Review: Remote Control

Cover of Remote Control, featuring the head of a young, bald dark-skinned girl superimosed with an image of a tree.

Title: Remote Control

Author: Nnedi Okorafor

Genre: Science Fantasy

Trigger Warnings: Death, death of children, death of parent, death of animals, violence against children, periods, being hit by a car, guns (brief)

Back Cover:

“She’s the adopted daughter of the Angel of Death. Beware of her. Mind her. Death guards her like one of its own.”

The day Fatima forgot her name, Death paid a visit. From hereon in she would be known as Sankofa–a name that meant nothing to anyone but her, the only tie to her family and her past.

Her touch is death, and with a glance a town can fall.
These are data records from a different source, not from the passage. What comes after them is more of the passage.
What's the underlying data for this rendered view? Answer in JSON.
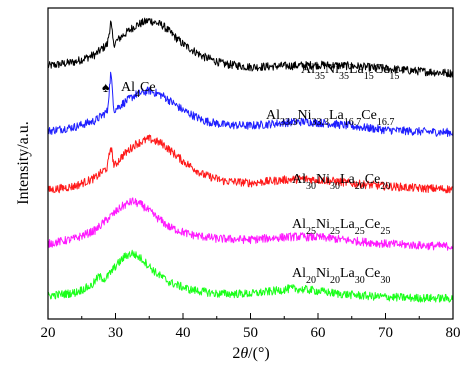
{
  "chart_data": {
    "type": "line",
    "xlabel": "2θ/(°)",
    "ylabel": "Intensity/a.u.",
    "xlim": [
      20,
      80
    ],
    "xticks": [
      20,
      30,
      40,
      50,
      60,
      70,
      80
    ],
    "yticks_visible": false,
    "grid": false,
    "legend": "labels beside each curve",
    "annotation": {
      "symbol": "♠",
      "text": "Al4Ce",
      "x": 29.3
    },
    "series": [
      {
        "name": "Al35Ni35La15Ce15",
        "color": "#000000",
        "offset": 4.3,
        "points": [
          [
            20,
            0.2
          ],
          [
            24,
            0.28
          ],
          [
            27,
            0.42
          ],
          [
            28.8,
            0.62
          ],
          [
            29.3,
            1.05
          ],
          [
            29.7,
            0.62
          ],
          [
            31,
            0.78
          ],
          [
            33,
            0.98
          ],
          [
            35,
            1.08
          ],
          [
            37,
            0.98
          ],
          [
            40,
            0.62
          ],
          [
            43,
            0.38
          ],
          [
            46,
            0.24
          ],
          [
            50,
            0.18
          ],
          [
            55,
            0.2
          ],
          [
            60,
            0.22
          ],
          [
            65,
            0.2
          ],
          [
            70,
            0.15
          ],
          [
            75,
            0.1
          ],
          [
            80,
            0.06
          ]
        ]
      },
      {
        "name": "Al33.3Ni33.3La16.7Ce16.7",
        "color": "#1f1fff",
        "offset": 3.15,
        "points": [
          [
            20,
            0.1
          ],
          [
            24,
            0.18
          ],
          [
            27,
            0.3
          ],
          [
            28.8,
            0.48
          ],
          [
            29.3,
            1.22
          ],
          [
            29.8,
            0.5
          ],
          [
            31,
            0.62
          ],
          [
            33,
            0.8
          ],
          [
            35,
            0.88
          ],
          [
            37,
            0.78
          ],
          [
            40,
            0.5
          ],
          [
            43,
            0.3
          ],
          [
            46,
            0.22
          ],
          [
            50,
            0.2
          ],
          [
            55,
            0.26
          ],
          [
            58,
            0.28
          ],
          [
            62,
            0.24
          ],
          [
            66,
            0.18
          ],
          [
            70,
            0.12
          ],
          [
            75,
            0.09
          ],
          [
            80,
            0.07
          ]
        ]
      },
      {
        "name": "Al30Ni30La20Ce20",
        "color": "#ff1a1a",
        "offset": 2.05,
        "points": [
          [
            20,
            0.06
          ],
          [
            24,
            0.14
          ],
          [
            27,
            0.3
          ],
          [
            28.8,
            0.5
          ],
          [
            29.3,
            0.92
          ],
          [
            29.8,
            0.52
          ],
          [
            31,
            0.72
          ],
          [
            33,
            0.95
          ],
          [
            35,
            1.05
          ],
          [
            37,
            0.95
          ],
          [
            40,
            0.62
          ],
          [
            43,
            0.36
          ],
          [
            46,
            0.24
          ],
          [
            50,
            0.2
          ],
          [
            55,
            0.26
          ],
          [
            58,
            0.28
          ],
          [
            62,
            0.24
          ],
          [
            66,
            0.18
          ],
          [
            70,
            0.14
          ],
          [
            75,
            0.1
          ],
          [
            80,
            0.08
          ]
        ]
      },
      {
        "name": "Al25Ni25La25Ce25",
        "color": "#ff1aff",
        "offset": 1.0,
        "points": [
          [
            20,
            0.08
          ],
          [
            24,
            0.18
          ],
          [
            27,
            0.34
          ],
          [
            29,
            0.58
          ],
          [
            31,
            0.8
          ],
          [
            32.5,
            0.9
          ],
          [
            34,
            0.82
          ],
          [
            36,
            0.6
          ],
          [
            38,
            0.4
          ],
          [
            41,
            0.26
          ],
          [
            45,
            0.18
          ],
          [
            50,
            0.16
          ],
          [
            54,
            0.2
          ],
          [
            57,
            0.22
          ],
          [
            61,
            0.2
          ],
          [
            65,
            0.14
          ],
          [
            70,
            0.08
          ],
          [
            75,
            0.05
          ],
          [
            80,
            0.03
          ]
        ]
      },
      {
        "name": "Al20Ni20La30Ce30",
        "color": "#1aff1a",
        "offset": 0.0,
        "points": [
          [
            20,
            0.08
          ],
          [
            24,
            0.14
          ],
          [
            26.5,
            0.28
          ],
          [
            27.5,
            0.45
          ],
          [
            28.5,
            0.4
          ],
          [
            30,
            0.65
          ],
          [
            31.5,
            0.85
          ],
          [
            32.5,
            0.9
          ],
          [
            34,
            0.78
          ],
          [
            36,
            0.52
          ],
          [
            38,
            0.34
          ],
          [
            41,
            0.2
          ],
          [
            45,
            0.12
          ],
          [
            50,
            0.12
          ],
          [
            54,
            0.18
          ],
          [
            56,
            0.22
          ],
          [
            59,
            0.19
          ],
          [
            63,
            0.12
          ],
          [
            68,
            0.07
          ],
          [
            74,
            0.04
          ],
          [
            80,
            0.03
          ]
        ]
      }
    ]
  },
  "labels": {
    "s1": {
      "main": "Al",
      "parts": [
        [
          "35",
          ""
        ],
        [
          "Ni",
          ""
        ],
        [
          "35",
          ""
        ],
        [
          "La",
          ""
        ],
        [
          "15",
          ""
        ],
        [
          "Ce",
          ""
        ],
        [
          "15",
          ""
        ]
      ]
    }
  }
}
And she walks–alone, except for her fox companion–searching for the object that came from the sky and gave itself to her when the meteors fell and when she was yet unchanged; searching for answers.

But is there a greater purpose for Sankofa, now that Death is her constant companion?

Review:

The back cover of this book is kind of misleading, but I don’t really blame it because it would be hard to write a description of what happens in this book that doesn’t sound incredibly boring. There is no greater purpose for Sankofa. But this book isn’t about that. It’s not really about a plot at all. It’s about Sankofa, a girl who can kill with a thought and can’t always control it and whom everyone fears because of it.

This story is, overwhelmingly, a tragedy. It is the story of Sankofa, a child, a young child, losing everything and everyone she knew and cared about again and again and again. The first time this happens she is seven, when she loses her family and her town and her name and everything she ever knew in one moment of disaster. With no home, no name, and no one to help her, she begins chasing something that was stolen from her.

All technology dies under her touch, but she doesn’t even need touch to kill a human. Stories of her spread, and people fear her, and many hate what they fear. She is alone except for her fox companion. Every single refuge she finds is eventually destroyed or she is driven away by those who fear her power of death and hate what they fear. And as I read, all I could think was, She is a child. She is a child. She is seven, eight, nine, ten years old. She is too young for your hate and fear. She does not want to kill you. She is a child who has lost everything too many times to count. Have compassion.

But of course, there are children her age and younger in our real world also who face anger and fear and hatred from adults for something they cannot control and did not choose.

This is not a happy book. It isn’t long, but the emotions it contains are large. This is a small story of big feelings, grief and loss and pain and being a child alone in the world and hated for something you are that you did not ask for, did not choose, and can’t stop being. It is beautiful and vivid and intense and engrossing despite the lack of discernable plot and, above all else, heartbreaking.